However, the MoD has insisted it cannot find Mr Whyte’s full set of records of his radiation exposure.
“I want them to apologise to all the nuclear veterans for using us as experiments,” he said.
“I still maintain that they wanted to find out the level of radiation that a person could survive the nuclear bombs with.
“My records say I was exposed to 2.4 millisieverts for my whole tour – five bombs.
“But I know for a fact it states the radiation levels at ground zero 1.5 hours after bomb for Pennant was one roentgen which is the equivalent to 10 millisieverts.
“That’s four times greater than they gave me for my entire tour. I have that proof but they are not prepared to listen to it.”
The British Nuclear Test Veterans’ Association (BNTVA) charity has been campaigning on the issue for decades and has given Mr Whyte its backing.

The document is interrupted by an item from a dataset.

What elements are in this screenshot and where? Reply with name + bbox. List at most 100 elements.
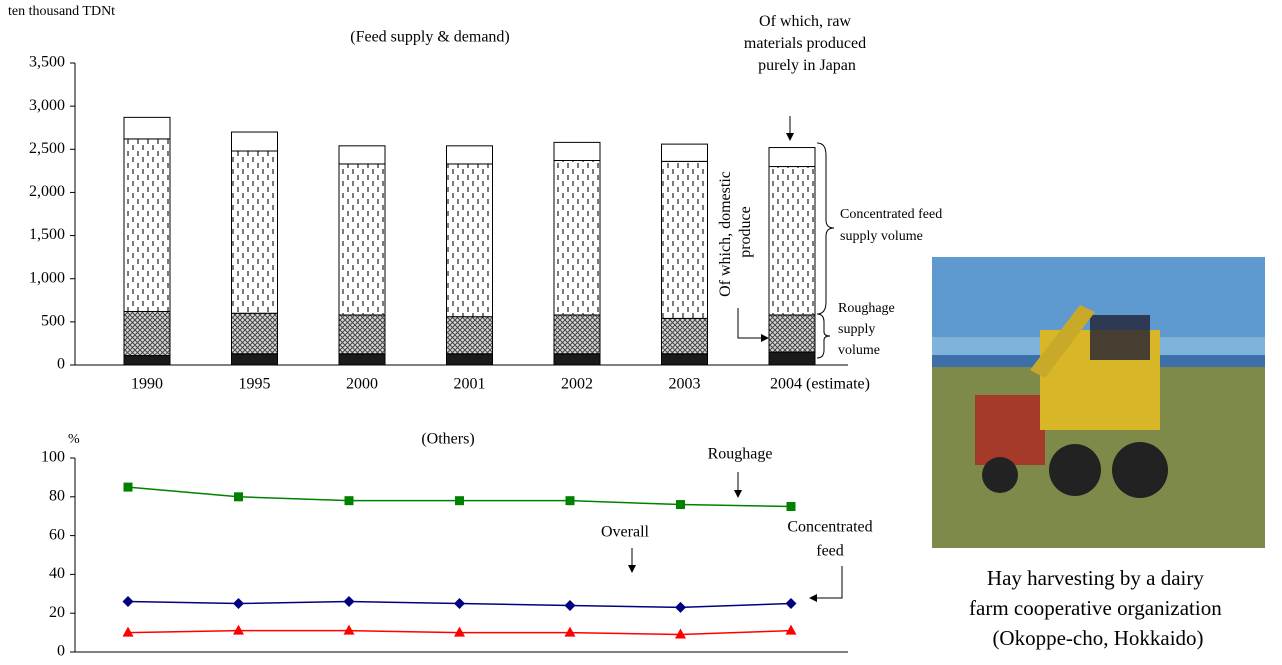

The courts have, however, paid tribute to the MOD’s “conscientious” efforts to assist Mr Whyte in recent years and, while unable to discuss individual cases, the MOD has said it recognises the “debt of gratitude we have to the servicemen who took part in the nuclear tests”.
It says the National Radiological Protection Board has carried out three studies of nuclear test veterans and found no valid evidence to link participation in this programme to ill health.
An MOD spokesperson told The Courier:“We are extremely grateful to all those who participated in the British nuclear testing programme, which contributed to keeping our country secure.
“Consecutive studies have found no valid evidence to link participation to ill health.”